U.S. Slashes Africa Peacekeeping Funds
Proposed Cuts Expected to Be as Deep as 25 Percent, According to Officials and Budget Documents
By JUSTIN ROOD
May 20, 2008
The Bush administration will request no more funding for United Nations peacekeeping efforts, leaving in place proposed cuts expected to be as deep as 25 percent, according to officials and budget documents. Among the programs facing sharpest cuts are efforts to quell violence in Africa.
When ABC News first reported the proposed cuts in February, the administration contended that it might seek additional funding later in the year. But officials confirmed last week that they requested no additional funding in their supplemental budget recently submitted to Congress.
"Unless you are expecting the emergence of peace worldwide," the cuts are hard to understand, Rep. Nita Lowey, D-N.Y., told a State Department official at a hearing last month on the topic. Lowey chairs the House appropriations panel which oversees peacekeeping funds.
"We can agree that U.N. peacekeeping operations should be closed down as soon as it makes sense to do so, but do you really expect the situation in the Democratic Republic of the Congo, South Sudan, Liberia and Lebanon to be so dramatically better nine months from now as to justify budget reductions for these missions of 25 to 30 percent? I find this hard to believe," she said.
"It's a very tight budget year," conceded Kristen Silverberg, assistant secretary of state for international organization affairs, acknowledging that neither she nor Secretary of State Condoleezza Rice thought the funding request made for "an ideal situation."
The administration released its proposed peacekeeping cuts days before President Bush was scheduled to make what one paper termed his "victory lap" through the African continent. White House officials talked up the trip and Bush's commitment to the continent, telling reporters how the president "really cares about Africa."
In her testimony, Silverberg said U.S. funding for U.S. peacekeeping operations this year could reach $2.1 billion, but the administration had requested less than $1.5 billion to cover its share of the costs of U.N. peacekeeping efforts for 2009.
"[P]eacekeeping budgeting is inherently unpredictable," she told House appropriators. "We've never gotten it perfectly right in our request to Congress, and we won't this year, I expect."

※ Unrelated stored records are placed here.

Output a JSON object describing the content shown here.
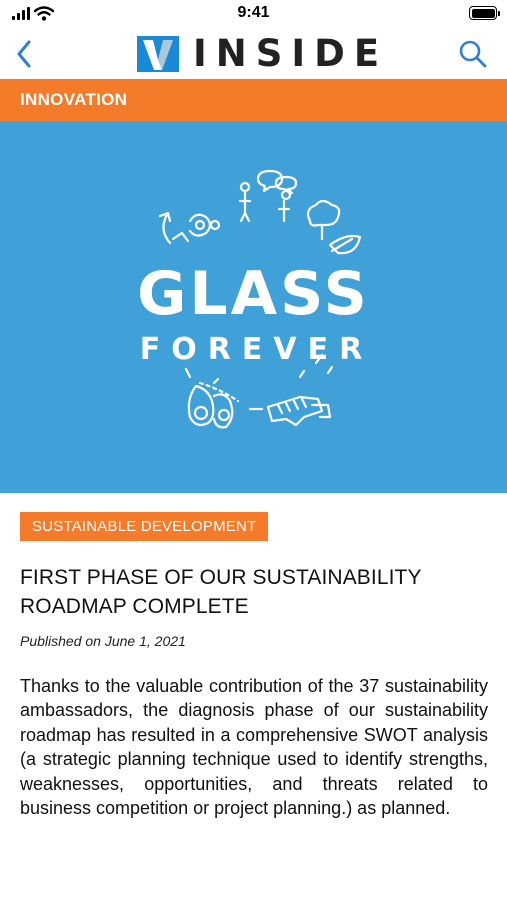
{
  "status_bar": {
    "time": "9:41"
  },
  "nav": {
    "logo_text": "INSIDE",
    "logo_mark_letter": "V",
    "back_icon": "chevron-left-icon",
    "search_icon": "search-icon"
  },
  "colors": {
    "accent_orange": "#f47b2a",
    "hero_blue": "#40a0d8",
    "nav_blue": "#2f80d0",
    "logo_blue": "#1a8ad4"
  },
  "category": {
    "label": "INNOVATION"
  },
  "hero": {
    "title": "GLASS",
    "subtitle": "FOREVER"
  },
  "article": {
    "tag": "SUSTAINABLE DEVELOPMENT",
    "headline": "FIRST PHASE OF OUR SUSTAINABILITY ROADMAP COMPLETE",
    "published": "Published on June 1, 2021",
    "body": "Thanks to the valuable contribution of the 37 sustainability ambassadors, the diagnosis phase of our sustainability roadmap has resulted in a comprehensive SWOT analysis (a strategic planning technique used to identify strengths, weaknesses, opportunities, and threats related to business competition or project planning.) as planned."
  }
}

When contacted last week, the State Department would make no comments for the record on the proposed cuts other than to confirm them. They referred the Blotter's inquiries to Silverberg's testimony the month before.
In back-to-back testimony before House panels in early April, Silverberg assured lawmakers that while the amount requested was not enough to meet what the United States was likely to be assessed for its share of peacekeeping costs next year, it would at least keep the operations from going broke.
"It would be much better, from our perspective, if the budget situation allowed for something other" than what she termed a "cash-flow management approach," Silverberg told lawmakers. But, she said, "This year we think that's the best we can do."